Wednesday 28 June 2023
With over 300 pieces of contemporary art displayed across three exhibitions at Moyse's Hall Museum, National Horse Racing Museum and Haverhill Arts Centre, this will be one of the biggest contemporary art exhibitions in the UK, this year.
All three exhibitions will host works from Banksy, Blek le Rat, Pure Evil, My Dog Sighs, Kaws, the Connor Brothers, Damien Hirst, Grayson Perry, Tracey Emin, Sherlock, Swoon, Ben Eine, Bambi, Hush, David Shrigley, Lamont White and many more!
Below, we profile the artist Keith Haring:
Keith Allen Haring (May 4, 1958 – February 16, 1990) was an American artist whose pop art emerged from the New York City graffiti subculture of the 1980s. His animated imagery has "become a widely recognized visual language". Much of his work includes sexual allusions that turned into social activism by using the images to advocate for safe sex and AIDS awareness. In addition to solo gallery exhibitions, he participated in renowned national and international group shows such as documenta in Kassel, the Whitney Biennial in New York, the São Paulo Biennial, and the Venice Biennale. The Whitney Museum held a retrospective of his art in 1997.
Haring's popularity grew from his spontaneous drawings in New York City subways—chalk outlines of figures, dogs, and other stylized images on blank black advertising spaces. After gaining public recognition, he created colourful larger scale murals, many commissioned. He produced more than 50 public artworks between 1982 and 1989, many of them created voluntarily for hospitals, day care centres and schools. In 1986, he opened the Pop Shop as an extension of his work. His later work often conveyed political and societal themes—anti-crack, anti-apartheid, safe sex, homosexuality and AIDS—through his own iconography.

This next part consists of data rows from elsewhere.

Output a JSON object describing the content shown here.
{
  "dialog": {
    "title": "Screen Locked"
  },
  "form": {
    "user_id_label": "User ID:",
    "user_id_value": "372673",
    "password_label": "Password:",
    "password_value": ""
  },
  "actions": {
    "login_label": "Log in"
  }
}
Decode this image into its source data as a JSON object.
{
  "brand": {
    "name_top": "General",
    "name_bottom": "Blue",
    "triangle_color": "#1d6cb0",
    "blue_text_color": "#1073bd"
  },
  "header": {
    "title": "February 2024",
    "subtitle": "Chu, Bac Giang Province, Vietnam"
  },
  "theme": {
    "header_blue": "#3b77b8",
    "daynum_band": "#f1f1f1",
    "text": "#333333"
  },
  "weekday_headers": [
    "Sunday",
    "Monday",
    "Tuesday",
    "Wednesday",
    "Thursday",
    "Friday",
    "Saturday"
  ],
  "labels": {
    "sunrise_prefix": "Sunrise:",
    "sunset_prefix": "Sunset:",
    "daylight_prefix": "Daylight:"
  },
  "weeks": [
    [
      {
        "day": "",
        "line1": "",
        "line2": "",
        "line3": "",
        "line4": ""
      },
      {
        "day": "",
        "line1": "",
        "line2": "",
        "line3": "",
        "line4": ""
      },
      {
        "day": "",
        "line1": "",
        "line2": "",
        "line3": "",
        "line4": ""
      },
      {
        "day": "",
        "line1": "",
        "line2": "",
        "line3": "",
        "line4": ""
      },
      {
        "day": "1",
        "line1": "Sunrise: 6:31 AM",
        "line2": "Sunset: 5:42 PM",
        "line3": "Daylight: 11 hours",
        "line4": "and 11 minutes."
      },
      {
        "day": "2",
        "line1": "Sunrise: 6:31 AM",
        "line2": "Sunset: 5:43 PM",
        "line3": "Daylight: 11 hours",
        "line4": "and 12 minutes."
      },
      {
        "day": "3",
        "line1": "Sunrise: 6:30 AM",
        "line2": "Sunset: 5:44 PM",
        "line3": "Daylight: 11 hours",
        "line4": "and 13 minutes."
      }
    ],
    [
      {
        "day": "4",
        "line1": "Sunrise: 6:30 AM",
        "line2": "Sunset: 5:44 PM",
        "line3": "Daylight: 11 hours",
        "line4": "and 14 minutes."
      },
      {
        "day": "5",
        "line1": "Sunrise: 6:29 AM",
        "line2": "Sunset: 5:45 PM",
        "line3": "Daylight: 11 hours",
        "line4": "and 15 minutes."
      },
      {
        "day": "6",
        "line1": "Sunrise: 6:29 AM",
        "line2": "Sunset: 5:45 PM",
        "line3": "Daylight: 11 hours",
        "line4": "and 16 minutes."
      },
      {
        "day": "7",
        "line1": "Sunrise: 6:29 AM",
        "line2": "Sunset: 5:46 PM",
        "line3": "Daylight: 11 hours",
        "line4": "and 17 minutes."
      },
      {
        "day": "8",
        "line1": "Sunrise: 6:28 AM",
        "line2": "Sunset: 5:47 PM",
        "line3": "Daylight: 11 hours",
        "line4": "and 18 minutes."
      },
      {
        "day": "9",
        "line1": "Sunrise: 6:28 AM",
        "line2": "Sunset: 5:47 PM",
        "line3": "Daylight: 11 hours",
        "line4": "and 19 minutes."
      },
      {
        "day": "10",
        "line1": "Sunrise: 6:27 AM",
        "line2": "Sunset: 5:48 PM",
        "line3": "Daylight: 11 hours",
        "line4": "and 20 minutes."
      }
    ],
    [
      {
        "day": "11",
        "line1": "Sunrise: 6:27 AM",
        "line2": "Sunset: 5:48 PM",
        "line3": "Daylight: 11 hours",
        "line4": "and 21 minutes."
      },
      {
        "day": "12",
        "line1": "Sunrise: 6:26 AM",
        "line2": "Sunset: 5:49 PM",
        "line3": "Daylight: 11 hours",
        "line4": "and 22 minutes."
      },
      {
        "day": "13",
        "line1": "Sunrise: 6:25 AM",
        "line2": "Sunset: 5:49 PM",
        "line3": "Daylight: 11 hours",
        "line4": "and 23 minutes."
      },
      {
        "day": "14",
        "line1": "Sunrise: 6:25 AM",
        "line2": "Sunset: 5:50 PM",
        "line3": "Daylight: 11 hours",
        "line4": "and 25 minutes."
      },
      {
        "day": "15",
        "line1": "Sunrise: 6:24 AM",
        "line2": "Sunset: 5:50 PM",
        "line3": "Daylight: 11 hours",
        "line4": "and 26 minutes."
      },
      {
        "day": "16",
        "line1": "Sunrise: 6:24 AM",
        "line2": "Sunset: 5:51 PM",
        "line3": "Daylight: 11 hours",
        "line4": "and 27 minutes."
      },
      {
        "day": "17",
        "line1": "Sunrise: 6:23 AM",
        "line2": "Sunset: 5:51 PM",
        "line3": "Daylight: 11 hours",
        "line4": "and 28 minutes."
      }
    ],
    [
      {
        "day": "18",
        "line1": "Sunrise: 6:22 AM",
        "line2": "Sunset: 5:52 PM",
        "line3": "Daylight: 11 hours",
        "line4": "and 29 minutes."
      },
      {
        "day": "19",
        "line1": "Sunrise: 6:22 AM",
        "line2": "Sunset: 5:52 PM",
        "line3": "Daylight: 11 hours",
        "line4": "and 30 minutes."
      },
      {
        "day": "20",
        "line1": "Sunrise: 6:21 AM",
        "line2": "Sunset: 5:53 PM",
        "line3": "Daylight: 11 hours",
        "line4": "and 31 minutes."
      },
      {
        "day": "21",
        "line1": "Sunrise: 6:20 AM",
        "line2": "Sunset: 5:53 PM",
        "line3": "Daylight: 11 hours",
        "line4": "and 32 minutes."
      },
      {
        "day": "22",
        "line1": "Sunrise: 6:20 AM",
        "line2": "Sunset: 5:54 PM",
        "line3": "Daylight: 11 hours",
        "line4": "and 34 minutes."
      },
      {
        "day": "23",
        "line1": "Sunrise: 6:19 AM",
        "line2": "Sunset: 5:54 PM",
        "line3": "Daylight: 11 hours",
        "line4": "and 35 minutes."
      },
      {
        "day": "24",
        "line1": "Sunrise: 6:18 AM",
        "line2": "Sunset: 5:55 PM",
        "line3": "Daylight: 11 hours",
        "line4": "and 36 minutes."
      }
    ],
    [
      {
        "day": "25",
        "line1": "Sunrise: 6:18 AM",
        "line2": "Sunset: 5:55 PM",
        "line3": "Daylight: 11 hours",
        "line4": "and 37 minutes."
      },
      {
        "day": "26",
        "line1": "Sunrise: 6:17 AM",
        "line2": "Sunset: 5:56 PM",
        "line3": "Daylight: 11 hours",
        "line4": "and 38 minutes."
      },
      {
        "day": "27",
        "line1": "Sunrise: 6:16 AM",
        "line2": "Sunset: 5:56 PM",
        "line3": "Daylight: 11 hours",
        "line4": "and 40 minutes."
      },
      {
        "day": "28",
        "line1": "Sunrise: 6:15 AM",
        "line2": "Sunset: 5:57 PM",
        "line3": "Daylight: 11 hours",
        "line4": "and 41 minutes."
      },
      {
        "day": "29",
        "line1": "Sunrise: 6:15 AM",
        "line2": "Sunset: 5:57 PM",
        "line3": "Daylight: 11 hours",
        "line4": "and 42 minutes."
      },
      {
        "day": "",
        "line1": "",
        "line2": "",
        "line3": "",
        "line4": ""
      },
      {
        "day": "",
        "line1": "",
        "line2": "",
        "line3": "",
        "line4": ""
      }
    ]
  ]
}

Haring died on February 16, 1990, of AIDS. In 2014, he was one of the inaugural honorees in the Rainbow Honor Walk in San Francisco, a walk of fame noting LGBTQ people who have "made significant contributions in their fields". In 2019, he was one of the inaugural 50 American "pioneers, trailblazers, and heroes" inducted on the National LGBTQ Wall of Honor within the Stonewall National Monument in New York City's Stonewall Inn.